August 19, 1993|PATRICK MOTT | Patrick Mott is a free-lance writer who regularly contributes to The Times Orange County Edition

To Aime Desponds, it doesn't necessarily pay to advertise.

The Swiss-born Desponds has been cooking for eight years at the Nieuport 17 restaurant in Tustin, and his creations have seldom appeared on the menu.

Regular customers ask for his dishes, though, because Desponds is the chef in charge of the daily specials featured throughout the week.

In addition to those entrees, about every three days Desponds whips up a dessert specialty, the tricky but strikingly memorable lime mousse torte, which he says is more European than the standard desserts on the menu.

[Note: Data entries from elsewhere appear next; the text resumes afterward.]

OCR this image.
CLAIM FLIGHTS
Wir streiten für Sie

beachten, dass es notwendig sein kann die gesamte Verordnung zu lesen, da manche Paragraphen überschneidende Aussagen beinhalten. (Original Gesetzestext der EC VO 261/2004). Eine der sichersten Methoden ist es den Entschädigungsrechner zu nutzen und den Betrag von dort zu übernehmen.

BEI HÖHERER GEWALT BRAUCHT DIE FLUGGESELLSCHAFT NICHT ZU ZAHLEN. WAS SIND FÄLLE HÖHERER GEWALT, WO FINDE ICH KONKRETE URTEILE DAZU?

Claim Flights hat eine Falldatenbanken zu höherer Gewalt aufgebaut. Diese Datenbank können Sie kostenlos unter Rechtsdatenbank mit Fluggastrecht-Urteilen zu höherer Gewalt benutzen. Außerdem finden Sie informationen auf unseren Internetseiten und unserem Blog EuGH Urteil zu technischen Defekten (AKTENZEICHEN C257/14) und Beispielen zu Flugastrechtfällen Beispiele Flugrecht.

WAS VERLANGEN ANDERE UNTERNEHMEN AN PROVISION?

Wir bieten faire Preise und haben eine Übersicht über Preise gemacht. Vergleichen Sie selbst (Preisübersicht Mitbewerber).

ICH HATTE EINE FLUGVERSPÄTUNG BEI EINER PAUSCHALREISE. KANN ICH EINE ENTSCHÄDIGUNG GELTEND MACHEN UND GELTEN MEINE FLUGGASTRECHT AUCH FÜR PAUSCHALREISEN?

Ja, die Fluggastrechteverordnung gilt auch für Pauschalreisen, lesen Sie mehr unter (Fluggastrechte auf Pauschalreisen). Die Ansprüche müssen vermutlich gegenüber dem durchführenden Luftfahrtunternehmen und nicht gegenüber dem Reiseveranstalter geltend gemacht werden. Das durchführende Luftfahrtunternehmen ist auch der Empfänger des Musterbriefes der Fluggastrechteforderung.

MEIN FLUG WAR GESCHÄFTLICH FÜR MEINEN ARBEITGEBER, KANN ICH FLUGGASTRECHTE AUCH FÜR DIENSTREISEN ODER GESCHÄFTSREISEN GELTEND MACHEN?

He should know. The son of a chef who ran his own restaurant in Lausanne, Switzerland, Desponds got his early training in his father's kitchen where, he said, the cuisine was the hybrid French-Italian common to southern Switzerland.

However, his father urged him not to be a chef, but a mechanical engineer, and Desponds spent three years at a technical school. After graduating, he worked for three years as a turbine boiler specialist.

But, he said, "I was always thinking about cooking. I didn't know at the time that it would be the love of my life."

He was nudged back into the restaurant business by an uncle who owned a Swiss restaurant in Mexico City and needed a chef. When he asked his nephew if he'd like the job, Desponds left engineering for good and went to Mexico.

That was the beginning of an 18-year stint in Mexico, both at his uncle's restaurant and, about 10 years ago, at a small hotel in Xihuatanejo. It was at the tropical resort that Bill Bettis, owner of Nieuport 17, spent a week's vacation and offered him a job at his restaurant in California, Desponds said.

The 53-year-old Desponds, who lives in Santa Ana, lends a European presence to the Nieuport 17 kitchen and puts a European imprint on his lime mousse torte. Light and very tangy--there's no mistaking the fruit--the torte reflects the European tradition of lighter weight but highly flavorful desserts. Putting it together, Desponds said, requires vigilance.

"It's not very easy," he said. "You have to be precise in everything you do. It's delicate, and there's no flour or cornstarch in the filling. It's like a souffle. "

Desponds recommends using a two-piece pie pan with a removable bottom. This allows the part of the pan surrounding the torte to be removed without crumbling the crust.


7/8 cup all-purpose flour

1/2 cup unsalted butter

pinch of salt

1/4 cup sugar

1 egg yolk

1 teaspoon vanilla extract

Combine and let rest 4 hours in refrigerator. Then roll out dough to fit 10-inch pie pan. Line bottom of pan with aluminum foil cut to same diameter as bottom of pan. Fit dough into pan and bake at 400 degrees for 10 minutes. Remove aluminum foil and bake another 5 minutes.


4 egg yolks

3/4 cups sugar

1/2 cup soft butter at room temperature

1/2 cup lime juice

3 egg whites

pinch of salt

2 tablespoons sugar

powdered sugar

In a bowl over simmering water, beat egg yolks and sugar with electric hand mixer until mixture is very light, about 3 minutes. With the mixer running, add soft butter one piece at a time. Beat another 3 minutes. Add lime juice and beat another 4 minutes.

In copper bowl, beat egg whites with pinch of salt until they form stiff peaks. With mixer running, add 2 tablespoons of sugar.

Using rubber spatula, fold egg whites into lime cream. Fill shell with lime mousse. Bake at 500 degrees for 4 to 5 minutes. Sift powdered sugar over top.